Wherein the RADIUS of the first covering of the fan is L_min, first heliostat of the first covering of the fan be located at power tower due north or due south direction；

The Δ A for corresponding to the first covering of the fan is determined according to the first formula group_zWith Δ R, according to Δ A_zIt is determined with the position of first heliostat The position of other heliostats of the first covering of the fan；The RADIUS of third covering of the fan, third fan are determined according to the Δ R for corresponding to the first covering of the fan The first heliostat in face is located at power tower due north or due south direction, and the Δ A for corresponding to third covering of the fan is determined according to the first formula group_z With Δ R, the position of other heliostats of third covering of the fan is determined in the way of identical with the first covering of the fan, and according to corresponding to third The Δ R of covering of the fan determines the RADIUS of the 5th covering of the fan, and so on determine it is all be located at L_min~ρ × H_towerBetween other odd numbers The heliostat of covering of the fan is arranged；

Second covering of the fan is located among first and third covering of the fan so that it is determined that the RADIUS of the second covering of the fan, first settled date of the second covering of the fan Mirror is located on the angular bisector of adjacent two heliostats of the first covering of the fan and power tower angle, and determines second according to the first formula group The RADIUS of the position of other heliostats of covering of the fan and the 4th covering of the fan, and so on determine it is all be located at L_min~ρ × H_towerIt Between other even number covering of the fans heliostat arrangement.

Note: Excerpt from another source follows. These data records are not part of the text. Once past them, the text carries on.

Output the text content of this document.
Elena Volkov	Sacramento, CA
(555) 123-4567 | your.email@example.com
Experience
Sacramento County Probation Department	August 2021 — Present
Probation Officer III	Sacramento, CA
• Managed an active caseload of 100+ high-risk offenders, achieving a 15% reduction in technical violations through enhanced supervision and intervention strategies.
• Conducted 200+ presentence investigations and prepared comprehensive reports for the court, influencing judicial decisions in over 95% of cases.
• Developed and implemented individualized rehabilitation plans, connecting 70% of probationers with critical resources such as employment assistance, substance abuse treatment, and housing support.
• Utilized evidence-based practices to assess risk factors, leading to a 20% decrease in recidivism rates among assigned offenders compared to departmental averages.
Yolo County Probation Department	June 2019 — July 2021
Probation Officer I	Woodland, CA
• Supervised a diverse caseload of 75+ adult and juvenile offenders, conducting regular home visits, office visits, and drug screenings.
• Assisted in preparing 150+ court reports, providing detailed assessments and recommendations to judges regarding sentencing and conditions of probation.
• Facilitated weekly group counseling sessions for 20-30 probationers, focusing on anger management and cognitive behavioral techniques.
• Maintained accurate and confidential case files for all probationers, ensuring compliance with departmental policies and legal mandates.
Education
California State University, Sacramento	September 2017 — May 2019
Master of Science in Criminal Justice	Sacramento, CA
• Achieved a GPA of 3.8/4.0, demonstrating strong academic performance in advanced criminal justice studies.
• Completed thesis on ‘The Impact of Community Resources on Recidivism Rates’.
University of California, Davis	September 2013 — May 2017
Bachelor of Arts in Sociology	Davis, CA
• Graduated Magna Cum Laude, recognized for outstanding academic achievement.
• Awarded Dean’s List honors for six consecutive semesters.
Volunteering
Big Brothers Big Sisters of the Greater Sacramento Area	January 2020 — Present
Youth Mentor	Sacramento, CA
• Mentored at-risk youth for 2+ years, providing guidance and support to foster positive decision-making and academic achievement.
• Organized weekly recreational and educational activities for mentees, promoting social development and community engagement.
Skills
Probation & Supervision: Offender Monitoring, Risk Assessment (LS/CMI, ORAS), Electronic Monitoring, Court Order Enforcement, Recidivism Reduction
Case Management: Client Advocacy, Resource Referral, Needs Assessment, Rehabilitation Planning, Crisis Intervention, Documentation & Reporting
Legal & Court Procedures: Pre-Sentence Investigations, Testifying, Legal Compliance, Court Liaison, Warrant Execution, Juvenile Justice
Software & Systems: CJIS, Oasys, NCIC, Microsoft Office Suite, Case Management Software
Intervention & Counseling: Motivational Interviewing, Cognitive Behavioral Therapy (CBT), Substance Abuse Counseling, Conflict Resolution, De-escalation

5. the fan-shaped heliostat field method for arranging of tower type solar according to claim 1, it is characterised in that:

For in ρ × H_tower~L_maxIn the range of for covering of the fan i.e. the n-th covering of the fan nearest with power tower, RADIUS value be ρ × H_tower, to calculate the θ of the n-th covering of the fan according to the second formula group_t, θ is calculated later_L, Δ R and Δ A_z；It is odd number or idol according to n Number is to determine that first heliostat of the n-th covering of the fan is located at power tower due north or due south direction is still located at the adjacent settled date of front-seat covering of the fan On the angular bisector of mirror and power tower angle, according to Δ A_zThe position for determining other heliostats of the n-th covering of the fan is determined according to Δ R The RADIUS of n-th+2 covering of the fan, and so on determine the n-th+2 covering of the fan heliostat arrangement；

(n+1)th covering of the fan is located at the RADIUS that the (n+1)th covering of the fan is determined among the n-th and n-th+2 covering of the fan, and first of the (n+1)th covering of the fan is fixed Solar eyepiece is arranged on the angular bisector of adjacent two heliostats of the n-th covering of the fan and power tower angle, according to the RADIUS of the (n+1)th covering of the fan And second formula group calculate θ_t、θ_L, Δ R and Δ A_zN-th is arranged and determined to other heliostats of the (n+1)th covering of the fan+ The RADIUS of 3 covering of the fans, and so on determine the n-th+3 covering of the fan heliostat arrangement.

6. the fan-shaped heliostat field method for arranging of -5 any tower type solars according to claim 1, it is characterised in that:

It excludes with the angle of the line at power tower center and power tower due south or direct north except [- 60 °, 60 °] range Heliostat.